Lebaran, Pemenang yang Sebenarnya Adalah Pemodal

27 Juni 2017   13:03 Diperbarui: 27 Juni 2017   14:52 462
+
Laporkan Konten
Laporkan Akun
Kompasiana adalah platform blog. Konten ini menjadi tanggung jawab bloger dan tidak mewakili pandangan redaksi Kompas.
Lihat foto
Humaniora. Sumber ilustrasi: PEXELS/San Fermin Pamplona

Lebaran disebut juga sebagai hari kemenangan setelah umat Islam berpuasa sebulan lamanya. Semua gegap gempita menyambut datangnya hari raya. Para perantau pulang kampung. Jarak yang panjang dan kemacetan adalah seni yang harus dijalani sekaligus "dinikmati" selama perjalanan mudik.  

Semua yang berpuasa tentunya berharap menjadi pemenang pada saat perayaan hari kemenangan. Walau demikian, hal tersebut tergantung kepada amalan-amalannya selama bulan Ramadan apakah layak dijadikan pemenang atau tidak? Saya yakin nurani setiap orang yang berpuasa dapat menjawabnya.

Jika ditelaah, menurut saya, dari konteks ekonomi, pemenang yang sebenarnya adalah para pemodal. Jauh-jauh hari sebelum masuk bulan Ramadan, para pemodal sudah mempersiapkan diri. Para pengelola stasiun TV sudah mempersiapkan tayangan khusus Ramadan. Para sponsor pun merapat untuk menyeponsori acara atau para pengisi acara. Nanti bajunya atau hijabnya merknya anu, kerudungnya merknya anu, kosmetiknya merknya anu, furniture merknya anu, dan sebagainya.

Para penceramah selain statusnya sebagai pengisi acara, juga merangkap sebagai "bintang iklan" produk sponsor yang diharapkan menggiring para penonton untuk membeli atau menggunakan produk yang digunakannya. Tidak dapat dipungkiri memang ada sisi bisnis atau komersial dalam sebuah acara keagamaan sekalipun. Itulah karakter media sebagai perusahaan. Yang dipikirkannya adalah rating dan keuntungan.

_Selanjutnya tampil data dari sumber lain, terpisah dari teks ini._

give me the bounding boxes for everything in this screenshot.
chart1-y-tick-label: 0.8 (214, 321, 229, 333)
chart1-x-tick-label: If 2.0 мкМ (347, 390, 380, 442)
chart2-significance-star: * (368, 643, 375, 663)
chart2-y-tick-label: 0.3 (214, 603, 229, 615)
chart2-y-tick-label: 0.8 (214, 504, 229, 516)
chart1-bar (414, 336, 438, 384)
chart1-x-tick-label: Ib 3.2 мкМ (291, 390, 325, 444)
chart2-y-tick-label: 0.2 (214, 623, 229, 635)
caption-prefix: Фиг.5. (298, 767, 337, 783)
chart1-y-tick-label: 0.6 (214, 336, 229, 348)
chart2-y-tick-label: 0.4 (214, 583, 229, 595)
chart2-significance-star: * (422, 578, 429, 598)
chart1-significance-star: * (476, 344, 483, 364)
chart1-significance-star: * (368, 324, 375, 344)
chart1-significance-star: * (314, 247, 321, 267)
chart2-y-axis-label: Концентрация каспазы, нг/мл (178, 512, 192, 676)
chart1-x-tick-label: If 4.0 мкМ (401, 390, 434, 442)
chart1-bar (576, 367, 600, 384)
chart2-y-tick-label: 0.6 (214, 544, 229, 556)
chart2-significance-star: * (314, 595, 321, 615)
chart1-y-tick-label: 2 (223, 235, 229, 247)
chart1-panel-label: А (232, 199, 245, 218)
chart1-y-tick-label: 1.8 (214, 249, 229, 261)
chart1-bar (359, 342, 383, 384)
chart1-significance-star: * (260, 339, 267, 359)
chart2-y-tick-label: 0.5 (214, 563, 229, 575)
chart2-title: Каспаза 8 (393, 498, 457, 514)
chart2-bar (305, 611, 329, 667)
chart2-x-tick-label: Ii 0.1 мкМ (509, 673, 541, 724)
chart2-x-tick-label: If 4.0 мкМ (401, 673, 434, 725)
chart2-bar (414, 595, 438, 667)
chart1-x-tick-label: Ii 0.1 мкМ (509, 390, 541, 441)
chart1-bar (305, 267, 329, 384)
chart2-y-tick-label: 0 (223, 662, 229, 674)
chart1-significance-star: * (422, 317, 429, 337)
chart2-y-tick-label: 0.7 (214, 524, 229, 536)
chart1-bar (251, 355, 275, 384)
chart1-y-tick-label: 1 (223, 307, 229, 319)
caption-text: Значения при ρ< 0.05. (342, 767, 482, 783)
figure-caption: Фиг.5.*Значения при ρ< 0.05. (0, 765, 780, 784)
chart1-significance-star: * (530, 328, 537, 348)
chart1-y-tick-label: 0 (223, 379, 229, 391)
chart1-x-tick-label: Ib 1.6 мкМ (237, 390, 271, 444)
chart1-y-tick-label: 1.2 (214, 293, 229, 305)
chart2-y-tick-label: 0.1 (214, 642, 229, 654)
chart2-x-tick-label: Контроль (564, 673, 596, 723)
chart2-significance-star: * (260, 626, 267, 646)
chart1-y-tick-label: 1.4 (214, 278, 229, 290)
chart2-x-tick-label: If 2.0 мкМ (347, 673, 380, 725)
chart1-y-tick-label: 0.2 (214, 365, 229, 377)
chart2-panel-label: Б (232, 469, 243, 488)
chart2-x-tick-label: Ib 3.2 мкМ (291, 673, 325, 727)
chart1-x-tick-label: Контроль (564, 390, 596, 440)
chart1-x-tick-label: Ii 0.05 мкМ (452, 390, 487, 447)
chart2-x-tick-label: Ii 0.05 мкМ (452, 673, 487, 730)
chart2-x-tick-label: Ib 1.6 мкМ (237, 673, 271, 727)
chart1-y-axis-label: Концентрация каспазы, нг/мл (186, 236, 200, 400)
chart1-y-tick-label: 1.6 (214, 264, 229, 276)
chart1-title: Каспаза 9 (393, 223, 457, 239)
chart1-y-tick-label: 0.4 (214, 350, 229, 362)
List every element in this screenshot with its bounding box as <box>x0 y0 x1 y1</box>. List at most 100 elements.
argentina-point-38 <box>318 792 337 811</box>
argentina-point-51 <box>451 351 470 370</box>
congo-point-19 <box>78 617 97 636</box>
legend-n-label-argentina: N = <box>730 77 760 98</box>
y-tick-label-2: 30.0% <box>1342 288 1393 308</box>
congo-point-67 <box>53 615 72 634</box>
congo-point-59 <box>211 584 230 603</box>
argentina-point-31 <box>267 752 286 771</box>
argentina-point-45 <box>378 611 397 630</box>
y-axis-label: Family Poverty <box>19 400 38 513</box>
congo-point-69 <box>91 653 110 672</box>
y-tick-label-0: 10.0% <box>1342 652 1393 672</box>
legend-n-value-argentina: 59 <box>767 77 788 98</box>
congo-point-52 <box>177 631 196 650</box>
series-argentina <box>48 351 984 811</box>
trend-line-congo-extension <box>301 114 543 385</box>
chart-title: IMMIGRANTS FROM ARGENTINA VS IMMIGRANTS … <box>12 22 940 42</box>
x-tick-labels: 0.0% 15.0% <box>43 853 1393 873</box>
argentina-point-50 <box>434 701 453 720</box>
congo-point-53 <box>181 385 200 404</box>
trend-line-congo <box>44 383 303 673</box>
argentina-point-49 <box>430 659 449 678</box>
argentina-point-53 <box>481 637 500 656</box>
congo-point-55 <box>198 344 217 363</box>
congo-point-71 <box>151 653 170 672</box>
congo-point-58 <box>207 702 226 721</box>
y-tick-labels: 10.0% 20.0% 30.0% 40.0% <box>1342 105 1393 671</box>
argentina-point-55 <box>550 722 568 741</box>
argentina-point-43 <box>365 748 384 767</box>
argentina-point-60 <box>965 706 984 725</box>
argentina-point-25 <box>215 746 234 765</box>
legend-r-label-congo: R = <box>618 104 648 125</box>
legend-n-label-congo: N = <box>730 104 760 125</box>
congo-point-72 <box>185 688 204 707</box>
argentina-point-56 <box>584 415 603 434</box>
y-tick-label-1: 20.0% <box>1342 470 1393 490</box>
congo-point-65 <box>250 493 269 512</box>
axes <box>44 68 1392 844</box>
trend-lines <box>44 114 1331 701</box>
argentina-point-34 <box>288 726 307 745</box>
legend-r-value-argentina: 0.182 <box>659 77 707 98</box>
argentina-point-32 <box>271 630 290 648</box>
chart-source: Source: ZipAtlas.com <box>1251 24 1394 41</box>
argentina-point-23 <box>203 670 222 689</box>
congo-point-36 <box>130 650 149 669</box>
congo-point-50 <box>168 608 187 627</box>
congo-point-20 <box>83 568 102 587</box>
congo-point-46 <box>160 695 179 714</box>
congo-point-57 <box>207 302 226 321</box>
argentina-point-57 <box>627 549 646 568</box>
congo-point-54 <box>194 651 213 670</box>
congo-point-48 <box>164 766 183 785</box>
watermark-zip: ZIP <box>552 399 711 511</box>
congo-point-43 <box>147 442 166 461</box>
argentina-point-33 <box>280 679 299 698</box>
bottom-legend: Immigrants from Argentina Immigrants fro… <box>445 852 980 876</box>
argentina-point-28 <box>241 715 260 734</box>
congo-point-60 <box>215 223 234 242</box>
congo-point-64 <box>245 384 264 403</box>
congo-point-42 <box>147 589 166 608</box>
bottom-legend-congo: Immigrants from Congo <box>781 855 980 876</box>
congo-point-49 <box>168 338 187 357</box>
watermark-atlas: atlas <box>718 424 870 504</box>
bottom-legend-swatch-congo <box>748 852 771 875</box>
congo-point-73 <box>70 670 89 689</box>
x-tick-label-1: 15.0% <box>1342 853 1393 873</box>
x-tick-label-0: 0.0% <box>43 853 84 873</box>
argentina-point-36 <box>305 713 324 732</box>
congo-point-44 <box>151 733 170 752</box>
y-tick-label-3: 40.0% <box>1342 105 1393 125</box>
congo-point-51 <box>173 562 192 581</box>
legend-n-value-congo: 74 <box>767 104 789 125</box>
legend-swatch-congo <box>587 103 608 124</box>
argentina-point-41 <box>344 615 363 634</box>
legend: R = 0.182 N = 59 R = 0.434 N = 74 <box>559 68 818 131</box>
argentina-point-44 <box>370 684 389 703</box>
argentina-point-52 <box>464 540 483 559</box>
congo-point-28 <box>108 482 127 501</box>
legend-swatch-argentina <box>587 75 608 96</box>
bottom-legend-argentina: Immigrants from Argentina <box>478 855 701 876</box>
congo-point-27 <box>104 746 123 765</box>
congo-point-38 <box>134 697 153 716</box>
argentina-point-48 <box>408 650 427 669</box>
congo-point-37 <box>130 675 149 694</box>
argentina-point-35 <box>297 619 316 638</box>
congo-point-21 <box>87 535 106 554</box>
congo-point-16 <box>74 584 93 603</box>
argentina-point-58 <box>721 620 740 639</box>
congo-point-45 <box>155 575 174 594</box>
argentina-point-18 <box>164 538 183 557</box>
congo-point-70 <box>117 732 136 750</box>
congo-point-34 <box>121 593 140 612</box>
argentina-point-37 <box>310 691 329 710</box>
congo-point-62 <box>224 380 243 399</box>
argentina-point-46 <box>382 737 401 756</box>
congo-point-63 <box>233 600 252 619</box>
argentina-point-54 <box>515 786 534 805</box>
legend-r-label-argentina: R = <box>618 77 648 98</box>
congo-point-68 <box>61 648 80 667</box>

Selama bulan puasa dan lebaran triliunan uang beredar. Para tenaga kerja di luar negeri mengirimkan uang kepada keluarganya di Indonesia. Begitu pun para pekerja di Indonesia menabung untuk bekal mudik lebaran. Pada saat mudik, uang pun mengalir dari kota ke desa. Bank Indonesia memperkirakan uang beredar selama arus mudik lebaran 2017 sebesar 691 triliun rupiah. Kadin DKI Jakarta memperkirakan uang warga Jakarta yang mudik ke daerah diperkirakan sebesar tujuh triliun rupiah.

Jumlah uang yang sangat luar biasa tersebut kebanyakan digunakan untuk kebutuhan konsumtif. Kegiatan ekonomi di daerah sesaat menjadi hiruk pikuk dan hingar bingar. Banyak pihak yang aji mumpung meraup keuntungan. Mulai dari tukang pakaian, tukang daging, kue, pengelola tempat wisata, sampai dengan tukang parkir liar baik yang mengatasnamakan pemerintah setempat maupun yang mengatasnamakan kelompok masyarakat tertentu.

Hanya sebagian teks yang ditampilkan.